Implementation Notes for the Agent

  1. Workspace Derivation:

    • Input path: .ssdam/media-marketplace-20260221-001/output/task-spec.TSK-001.yaml
    • Workspace: .ssdam/media-marketplace-20260221-001/
    • Design output dir: .ssdam/media-marketplace-20260221-001/output/design/
    • Output filename: data-modeling.TSK-001.md
  2. Task ID Extraction:

    • From task-spec filename task-spec.TSK-NNN.yaml, extract NNN
    • Use in output filename: data-modeling.TSK-NNN.md
  3. Entity Scope Decision:

    • Include entities that are created or modified by this task
    • Include references to other entities (for FK relationships)
    • Do NOT expand into fields of read-only reference entities (schema-design will handle those if they exist)
  4. Type Safety:

    • Always use PostgreSQL-native types (UUID, TIMESTAMPTZ, BIGINT)
    • Never use old aliases (CHAR(36) for UUID, DATETIME for timestamp)
    • Validate type names against PostgreSQL documentation
  5. Relationship Cardinality:

    • Be precise: one-to-one vs. one-to-many
    • Many-to-many ALWAYS requires junction table (never composite FK)
  6. Next Skill Decision:

    • Recommend /schema-design if DDL generation is needed (usually yes)
    • User may skip if they already have DDL or are doing data-only work

Source

git clone https://github.com/itssungho17/ssdam/blob/main/templetes/data-modeling/SKILL.mdView on GitHub

Overview

Data-modeling reads architecture-design output and builds a detailed ERD using Mermaid erDiagram.
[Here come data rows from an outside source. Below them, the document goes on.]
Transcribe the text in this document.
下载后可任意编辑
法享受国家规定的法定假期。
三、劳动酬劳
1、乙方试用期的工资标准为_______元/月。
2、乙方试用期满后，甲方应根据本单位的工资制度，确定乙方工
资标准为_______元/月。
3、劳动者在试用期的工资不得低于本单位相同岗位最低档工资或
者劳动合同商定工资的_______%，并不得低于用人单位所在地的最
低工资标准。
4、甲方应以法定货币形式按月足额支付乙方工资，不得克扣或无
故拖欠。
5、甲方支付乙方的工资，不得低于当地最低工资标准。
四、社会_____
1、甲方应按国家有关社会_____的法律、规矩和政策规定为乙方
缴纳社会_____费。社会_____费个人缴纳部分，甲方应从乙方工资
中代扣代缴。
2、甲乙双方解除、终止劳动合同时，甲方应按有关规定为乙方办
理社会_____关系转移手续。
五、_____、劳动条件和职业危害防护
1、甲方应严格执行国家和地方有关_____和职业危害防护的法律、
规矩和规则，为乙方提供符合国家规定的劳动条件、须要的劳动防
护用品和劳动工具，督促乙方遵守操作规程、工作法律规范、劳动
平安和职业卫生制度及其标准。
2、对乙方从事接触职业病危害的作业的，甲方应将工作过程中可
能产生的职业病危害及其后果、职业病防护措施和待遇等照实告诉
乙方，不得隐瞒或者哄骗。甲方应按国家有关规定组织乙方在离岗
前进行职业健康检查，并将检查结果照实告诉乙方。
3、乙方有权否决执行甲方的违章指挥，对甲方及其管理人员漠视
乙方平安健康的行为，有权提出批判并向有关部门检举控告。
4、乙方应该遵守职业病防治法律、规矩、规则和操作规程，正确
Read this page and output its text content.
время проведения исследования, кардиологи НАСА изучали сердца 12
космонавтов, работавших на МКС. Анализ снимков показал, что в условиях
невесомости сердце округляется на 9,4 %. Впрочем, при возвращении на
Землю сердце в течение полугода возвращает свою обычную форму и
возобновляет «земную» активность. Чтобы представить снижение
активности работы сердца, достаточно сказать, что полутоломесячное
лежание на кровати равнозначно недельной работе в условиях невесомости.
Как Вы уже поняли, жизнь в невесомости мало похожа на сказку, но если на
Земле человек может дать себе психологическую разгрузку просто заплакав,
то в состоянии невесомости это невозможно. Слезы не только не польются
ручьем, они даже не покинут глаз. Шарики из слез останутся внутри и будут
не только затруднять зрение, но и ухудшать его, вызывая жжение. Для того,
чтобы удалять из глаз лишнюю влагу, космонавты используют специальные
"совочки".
This ERD becomes the input for the schema-design step, ensuring entities, fields, and relationships are clearly defined.

How This Skill Works

It parses .ssdam/{id}/output/design/architecture-design.TSK-NNN.md to extract domain_entities (entity, table, key_fields, relationships), defines fields and types, and renders a Mermaid erDiagram. The result is written as .ssdam/{id}/output/design/data-modeling.TSK-NNN.md with YAML frontmatter and the diagram.

When to Use It

  • After architecture-design is produced and contains domain_entities, so there is a source of truth for modeling.
  • When preparing for schema-design and you need a concrete ERD to drive DDL generation.
  • If the task includes database entities and you must model keys, types, and relationships.
  • When integrating into the SSDAM pipeline to pass from design to backend/schema tasks.
  • When you need a validated, diagrammed representation of domain entities and their relationships before implementation.

Quick Start

  1. Step 1: Ensure architecture-design.TSK-NNN.md exists at .ssdam/{id}/output/design/
  2. Step 2: Run the /data-modeling <task-spec-path> command to generate the ERD.
  3. Step 3: Open .ssdam/{id}/output/design/data-modeling.TSK-NNN.md to review the Mermaid diagram and YAML frontmatter.

Best Practices

  • Verify domain_entities exist in architecture-design before running data-modeling.
  • Explicitly capture each entity's fields, data types, and primary keys.
  • Model relationships with cardinality (1:1, 1:N, M:N) and foreign keys in Mermaid.
  • Keep the ERD in sync with constraints and naming rules from /references/rules.md.
  • Include YAML frontmatter metadata (mission_id, task_id, task_name) in the output file.

Example Use Cases

  • E-commerce: User, Product, Order, and OrderItem with defined keys and relationships.
  • Social app: User, Post, Comment with one-to-many relationships.
  • Booking system: Customer, Booking, Room with foreign keys and constraints.
  • Inventory: Item, Warehouse, Stock tracking item quantities by location.
  • Healthcare: Patient, Appointment, Prescription with patient-appointment links.